Linking Potato Farmers in Ethiopia to Senselet
By increasing storage space and ensuring that cooperative members have access to warehouses, cooperatives are able to aggregate their members’ surplus crops for sale to large buyers at more favorable prices. ICCO Cooperation’s program STARS supported seven cooperatives to rehabilitate their warehouses in the past years.
Farmers in the Oromia region in Ethiopia produce large quantities of malt barley. The demand for the crop has increased significantly over the past five years. The number of breweries has increased from three to 12 and their malt barley demand is expected to rise to 200,000 MT by 2020.
Most malt barley farmers are members of a cooperative, which should help them to organize themselves and bargain crop prices collectively. But despite the increasing demand and market value of their crops, farmers and their cooperatives lack the organization capacity to collectively sell to traders. Farmers end up side-selling their crops to local traders individually, without pushing for the best prices. And without the proper means for post-harvest storage, farmers lose a large quantity of their produce.
To help mitigate these challenges, the STARS team of ICCO Cooperation in Ethiopia supported seven cooperatives and its members to rehabilitate seven warehouses for their members last year. The warehouses have a capacity of 300 metric tonnes each, which is the same as 7,5 trucks filled with bags. STARS paid 50 per cent of the rehabilitation costs, the producer organizations invested the other half. The cost sharing principle enhances producer organization’s ownership and the sustainability of the warehouse.

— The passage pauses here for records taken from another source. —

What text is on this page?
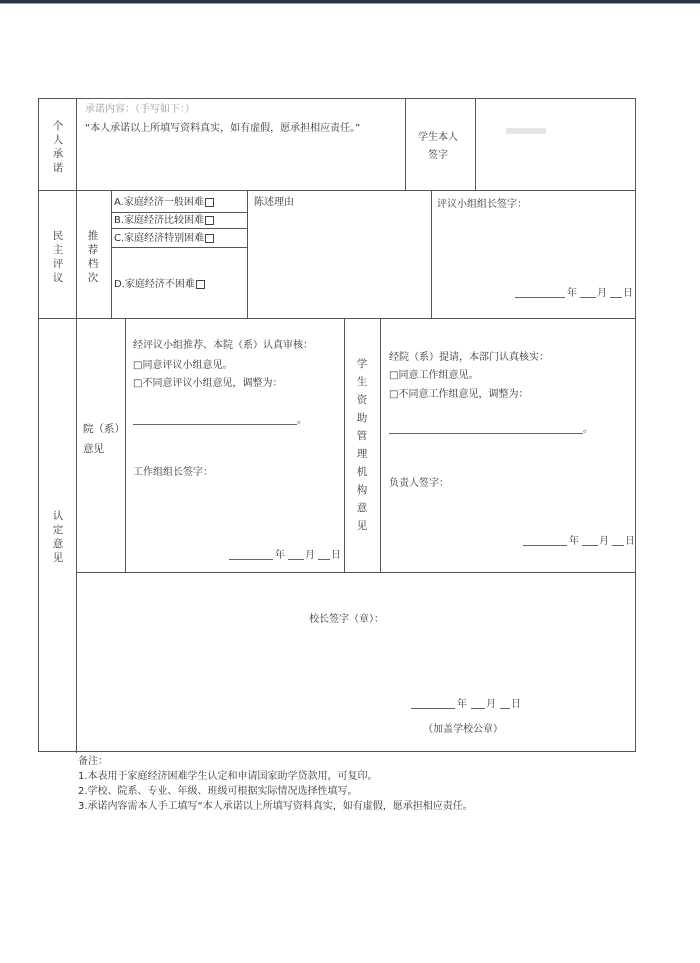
个人承诺
承诺内容：（手写如下：）
“本人承诺以上所填写资料真实，如有虚假，愿承担相应责任。”
学生本人
签字
民主评议
推荐档次
A.家庭经济一般困难
B.家庭经济比较困难
C.家庭经济特别困难
D.家庭经济不困难
陈述理由	评议小组组长签字：
年 月 日
认定意见
院（系）意见
经评议小组推荐、本院（系）认真审核：
□同意评议小组意见。
□不同意评议小组意见，调整为：
。
工作组组长签字：
年 月 日
学生资助管理机构意见
经院（系）提请，本部门认真核实：
□同意工作组意见。
□不同意工作组意见，调整为：
。
负责人签字：
年 月 日
校长签字（章）：
年 月 日
（加盖学校公章）
备注：
1.本表用于家庭经济困难学生认定和申请国家助学贷款用，可复印。
2.学校、院系、专业、年级、班级可根据实际情况选择性填写。
3.承诺内容需本人手工填写“本人承诺以上所填写资料真实，如有虚假，愿承担相应责任。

By increasing storage infrastructure and providing capacity building for warehouse management, STARS already sees that cooperatives are better able to aggregate farmers’ surplus crops for sale to larger buyers at more favorable prices.
Thanks to the combination of high-quality inputs, agricultural training and post harvest storage management, the producer organizations were able to sell 2,375 tonnes of malt barley to the Asela Malt Factory this year, a cooperative-owned factory that produces beer.
Before the warehouses opened last year, producer organizations such as Jamo Galama struggled to get inputs in the hands of their members. The warehouses not only help them to collect and store harvest; it will also make it easier for the cooperatives to buy inputs such as seeds, fertilizer and pesticides in bulk and offer them to their members on credit from their producer union, well in time for the planting season.
“In the past, farmers had to travel 3-4 hours on foot in search of inputs and markets, risking theft along the way. Thanks to the rehabilitation of the warehouse, more farmers became members of our cooperative, which enhanced the visibility of the producer organization and its acceptance among community members. On average, up to 2000 quintals of fertilizer is annually distributed for both rain-fed and irrigation based agricultural production,” Abdulkadir Dadafo, chairperson of the Jamo Galama cooperative tells.
A positive side-effect is that producer organizations could use their warehouses as collateral to apply for so-called warehouse loans. This is a secured lending technique that allows farmers to access loans secured by their own commodities deposited in warehouses, enabling them to manage the timing of the sale of their crops. It is especially beneficial for farmers and small- and medium-sized businesses, which are often unable to secure financing due to lack of sufficient conventional loan collateral.
“By bringing their surplus to the warehouse, farmers would automatically be able to reimburse their loans and get paid a profit once the producer organization sells their crops,” Debela Mosisa Hambissa, STARS Value Chain Advisor in Ethiopia explains.
The biggest advantage of having a warehouse loan is that producer organization will have the freedom to keep the produce until the prices at the market hit their peak. “We also expect that this will reduce side-selling of our members,” Debela Mosisa adds.
“Our goal is to develop new finance opportunities for farmers,” Faji Tujuba, STARS microfinance advisor tells. “Developing alternatives for agricultural financing would allow farmers to get linked to growing markets, such as the malt barley.”
The Strengthening African Rural Smallholders (STARS) program is a five-year program (2017-2021) implemented by ICCO Cooperation in partnership with Mastercard Foundation. Adopting the market systems development approach, STARS improves access to finance and markets for over 200,000 smallholder farmers with emphasis on women and youth in Burkina Faso, Ethiopia, Rwanda and Senegal.